Pope John Paul II whipped himself with a belt, even on vacation, and slept on the floor as acts of penitence and to bring him closer to Christian perfection, according to a new book by the Polish prelate spearheading his sainthood case...

"It's an instrument of Christian perfection," Oder said, responding to questions about how such a practice could be condoned considering Catholic teaching holds that the human body is a gift from God.

"As some members of his close entourage in Poland and in the Vatican were able to hear with their own ears, John Paul flagellated himself. In his armoire, amid all the vestments and hanging on a hanger, was a belt which he used as a whip and which he always brought to Castel Gandolfo," the papal retreat where John Paul vacationed each summer.

A reader notes:

So the practice both disrespects the body as a gift from God, but is also, according to the higher-ups, part of the asceticism of Christian perfection.

Let's bracket for a moment whether or not this can be worked out within a revealed theology. The question is whether it can be worked out in a natural theology and, more specifically, in a natural morality such as the the "new natural law", which purports to show that practical reason is capable of arriving at certain conclusions about human behavior irrespective of religious beliefs.

As you know in the NNL, as promulgated by, for example, Germain Grisez, John Finnis, and Robert George, there are "basic goods" that cannot be attacked for the sake of other goods, among those basic goods we find "life"--and it would seem that whipping oneself is tantamount to attacking one's own life, which includes, as I understand it, one's bodily integrity. But even if that could be accommodated, there is a more pressing problem: a constant theme in NNL is that one cannot use one's own body as a mere instrument in order to create a subjective experience in a way that "disintegrates" the unity of body and self.

So, for example, masturbation is the illicit use of one's body as a mere instrument for a subjective experience that is not unitive of the body and self. (The same applies to homosexual acts, mutatis mutandis.) Eating is morally acceptable because the act of eating is actually (in reality) conducive to body wholeness regardless of one's subjective intentions, but gluttonous eating would not be alright because it violates the body's good for the sake of pleasure.

It doesn't matter whether we find these arguments convincing or not (but by the way, I think that if they are right, they prove too much: they cannot defend natural family planning because it separates intentions from acts, but that's another email): what matters now is that our former pontiff, on this account, would seem to be using his body in a way that disintegrates his person: he inflicted pain on his physical body for the sake of another end, namely, a subjective experience of being reminded of Christ's suffering. The other big issue is that John Paul II, in Veritatis Splendor, basically endorsed the basic goods theory of the NNL! On his own account, it would seem that he's violating the general Catholic moral principle that one cannot do an evil (based on its proximate end) in order to promote a good, however good that ultimate end is.

It seems to me, unless I'm missing something, that something has to give: either the NNL is wrong, or JPII (along with many in our pantheon of saints) committed a moral crime. I just wonder, if I've represented the NNL's position accurately, which horn of this dilemma they'll choose. Or, they'll just ignore this problem completely.
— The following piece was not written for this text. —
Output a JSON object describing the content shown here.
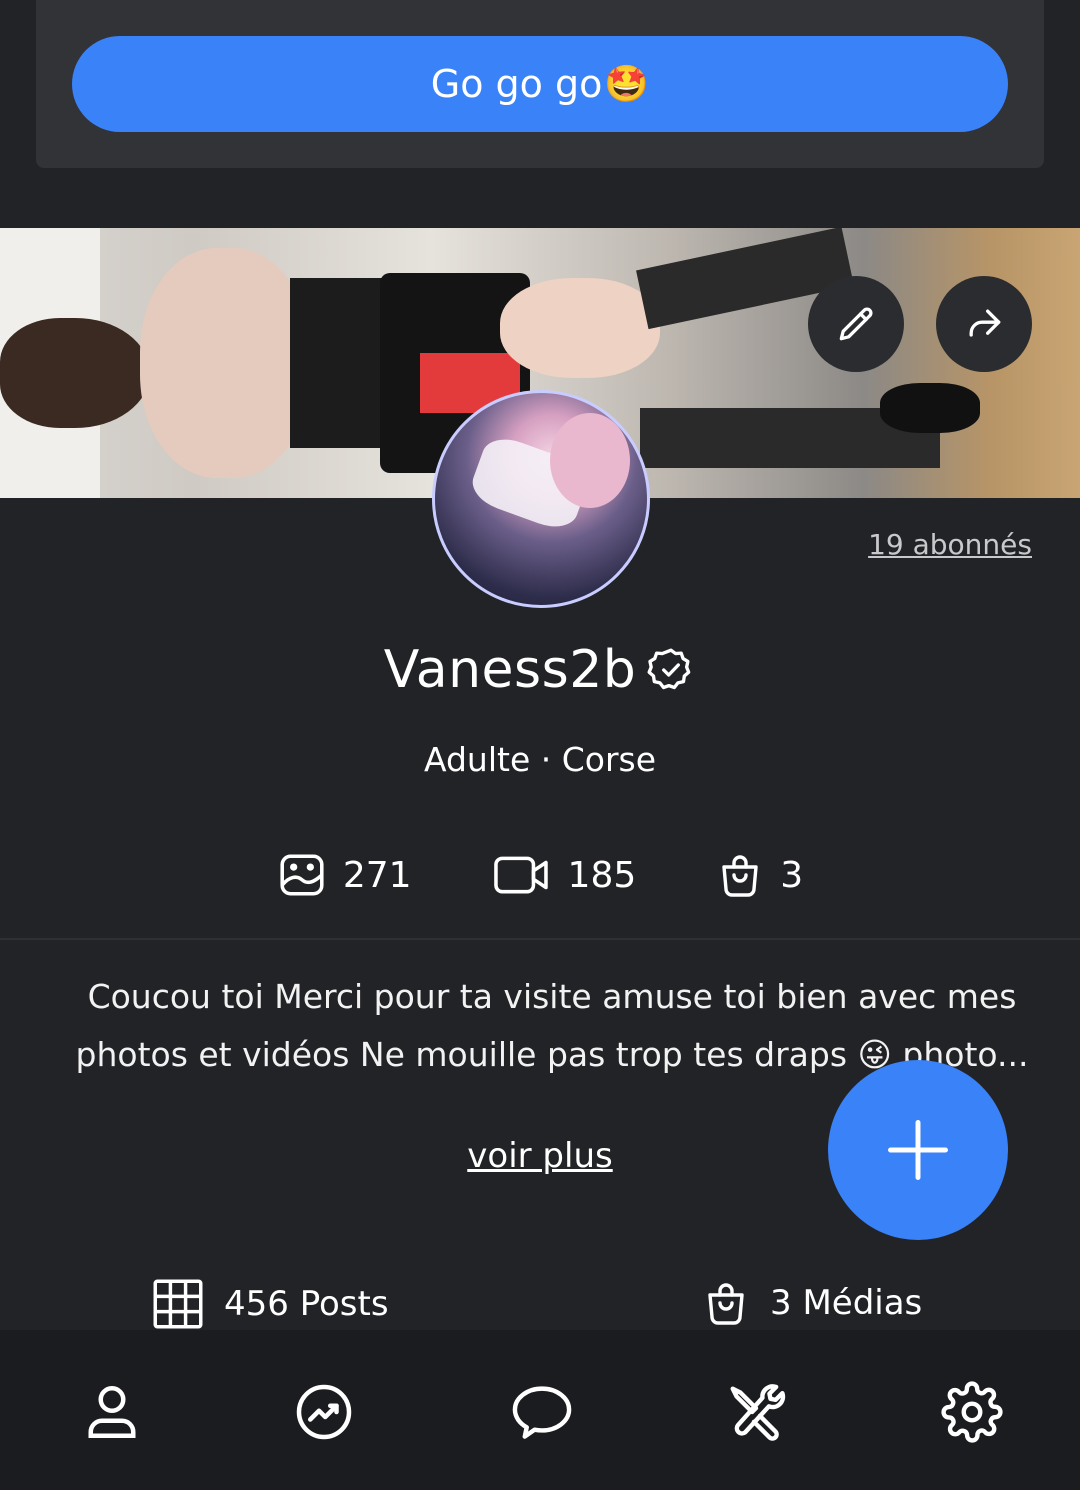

And I write this not as someone who hates the Church: I love the Church and I'm trying to find a way to allow for fallibility and forgiveness to enter into this crucible of certainty and hostility toward the marginalized and the outsiders that now seems to dominate discourse among the self-identified orthodox. Nor do I disagree with all the things the NNLs believe (I'm pro-life, e.g.) or think that JPII was an awful pontiff (though I do have some disagreements, obviously). But at some point, it would be dishonest for me to ignore what strikes me as very tortured (no pun intended) arguments and sheer advocacy for conclusions already desired.

I have every respect for the practice of self-mortification and self-denial. I believe that certain acts which may be harmful for the body - long periods of fasting and even self-mortification practices like the cilice - can be transformed into spiritual ends. They can evoke a reminder of our mortal selves, a way to chip away at the encroachment of pride or self-obsession, a means to emulate the suffering of Jesus. Jesus' experience of profound pain is one way he embraced his humanity and through such pain, we also can come closer to Jesus and God. Done wrong or obsessively, self-mortification can become a kind of neurosis or even fetish. But I see the last Pope's embrace of these things as affecting signs of his deep and genuine closeness to God.

But my reader is also onto something. Such acts do separate out the natural bodily integrity George et al. defend as something amenable to any non-believer's reason. So why is self-abuse inherently wrong when it is done by hand and yet saintly when it is done by whip?